被害者と話し合い、示談することができれば、被害届の提出を思いとどまってもらうこともできるでしょう。
DV事件の場合、当事者同士で話し合って示談をまとめることはほぼ不可能です。
弁護士が介入し、反省や今後の保障などを伝えることで、被害者に安心感を与えることができるでしょう。
弁護士が仲介して金銭賠償や別居措置、今後被害者に接近しないなどの誓約書を取り交わすことで、早期解決が期待できます。
DV事件の立件には、「被害届」の提出が重要な鍵を握ります。
被害届が提出された後でも、被害者との示談が成立すれば、被害届を取り下げてもらえるかもしれません。
被害届が取り下げられれば確実に不起訴になるわけではありません。
しかし、被害者に処罰意思がないことの証明になるため、釈放される可能性が高くなるでしょう。
被害者と示談ができずに起訴されてしまった場合でも、弁護士が適切に弁護することで、罰金刑や執行猶予付き判決が期待できます。

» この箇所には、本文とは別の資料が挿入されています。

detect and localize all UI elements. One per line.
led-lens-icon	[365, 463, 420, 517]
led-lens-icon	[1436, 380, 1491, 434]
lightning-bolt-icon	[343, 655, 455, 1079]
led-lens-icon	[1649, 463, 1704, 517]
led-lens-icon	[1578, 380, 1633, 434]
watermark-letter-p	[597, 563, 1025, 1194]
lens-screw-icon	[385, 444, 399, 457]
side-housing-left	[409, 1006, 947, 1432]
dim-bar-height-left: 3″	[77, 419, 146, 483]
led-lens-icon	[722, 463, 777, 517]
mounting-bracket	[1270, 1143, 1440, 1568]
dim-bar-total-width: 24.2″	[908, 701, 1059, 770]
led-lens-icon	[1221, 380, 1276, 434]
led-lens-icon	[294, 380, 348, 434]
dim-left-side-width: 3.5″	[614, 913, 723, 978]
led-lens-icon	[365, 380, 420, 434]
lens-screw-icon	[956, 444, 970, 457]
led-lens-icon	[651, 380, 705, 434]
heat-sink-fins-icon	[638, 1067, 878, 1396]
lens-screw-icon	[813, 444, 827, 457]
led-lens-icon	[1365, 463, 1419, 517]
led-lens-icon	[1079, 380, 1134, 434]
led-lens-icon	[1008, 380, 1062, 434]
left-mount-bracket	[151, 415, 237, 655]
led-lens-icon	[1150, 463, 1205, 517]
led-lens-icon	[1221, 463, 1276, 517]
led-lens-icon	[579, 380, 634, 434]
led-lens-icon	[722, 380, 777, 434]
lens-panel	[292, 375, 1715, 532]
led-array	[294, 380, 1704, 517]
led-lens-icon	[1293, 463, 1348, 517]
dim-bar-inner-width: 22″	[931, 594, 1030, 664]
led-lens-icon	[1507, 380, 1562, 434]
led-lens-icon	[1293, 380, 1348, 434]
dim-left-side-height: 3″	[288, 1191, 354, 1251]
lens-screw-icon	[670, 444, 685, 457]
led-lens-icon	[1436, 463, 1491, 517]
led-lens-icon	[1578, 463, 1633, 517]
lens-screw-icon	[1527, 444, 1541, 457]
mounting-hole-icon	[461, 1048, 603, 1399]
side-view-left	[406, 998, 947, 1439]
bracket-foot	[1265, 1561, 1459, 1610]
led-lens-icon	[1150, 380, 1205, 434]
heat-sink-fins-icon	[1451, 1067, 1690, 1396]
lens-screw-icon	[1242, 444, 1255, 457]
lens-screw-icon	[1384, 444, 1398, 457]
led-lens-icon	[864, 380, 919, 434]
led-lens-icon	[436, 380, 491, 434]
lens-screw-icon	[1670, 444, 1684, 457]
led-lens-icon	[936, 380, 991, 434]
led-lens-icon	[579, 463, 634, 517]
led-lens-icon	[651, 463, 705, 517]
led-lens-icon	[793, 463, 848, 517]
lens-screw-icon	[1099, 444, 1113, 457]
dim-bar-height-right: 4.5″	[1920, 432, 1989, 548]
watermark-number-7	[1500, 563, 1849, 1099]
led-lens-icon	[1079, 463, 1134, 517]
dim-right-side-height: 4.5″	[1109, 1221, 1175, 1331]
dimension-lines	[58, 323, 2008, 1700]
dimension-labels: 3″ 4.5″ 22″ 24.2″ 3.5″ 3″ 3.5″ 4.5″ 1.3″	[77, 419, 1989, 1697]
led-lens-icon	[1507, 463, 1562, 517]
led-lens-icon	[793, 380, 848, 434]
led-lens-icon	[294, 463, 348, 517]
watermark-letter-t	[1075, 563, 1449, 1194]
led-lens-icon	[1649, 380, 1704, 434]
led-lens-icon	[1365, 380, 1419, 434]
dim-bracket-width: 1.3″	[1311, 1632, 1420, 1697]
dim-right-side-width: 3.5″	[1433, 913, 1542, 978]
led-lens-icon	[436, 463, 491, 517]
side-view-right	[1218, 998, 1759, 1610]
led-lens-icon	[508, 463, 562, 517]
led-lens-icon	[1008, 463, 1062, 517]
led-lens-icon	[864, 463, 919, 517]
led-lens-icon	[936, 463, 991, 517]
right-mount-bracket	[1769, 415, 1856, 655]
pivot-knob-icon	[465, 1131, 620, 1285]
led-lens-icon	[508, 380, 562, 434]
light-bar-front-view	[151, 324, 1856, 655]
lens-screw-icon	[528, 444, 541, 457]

怪我の程度にも寄りますが、暴行、傷害での起訴であれば執行猶予付き判決により実刑を避けられる可能性もあるでしょう。
昔は家庭内のもめ事で済まされていた配偶者に対する暴力ですが、現在は「DVは犯罪」という認識が進み、警察も積極的に取り締まる姿勢をみせています。
実際に相談件数は年々増加し、その中から逮捕される案件も増えています。
また、暴力の範囲も広く捉えられる傾向にあり、思いもよらないことで逮捕されてしまうかもしれません。
DV事件で逮捕されてしまった場合、弁護士のサポートは非常に有効です。被害者との話し合いを進め、早期に解決するためにも、刑事弁護の経験が豊富な弁護士に依頼しましょう。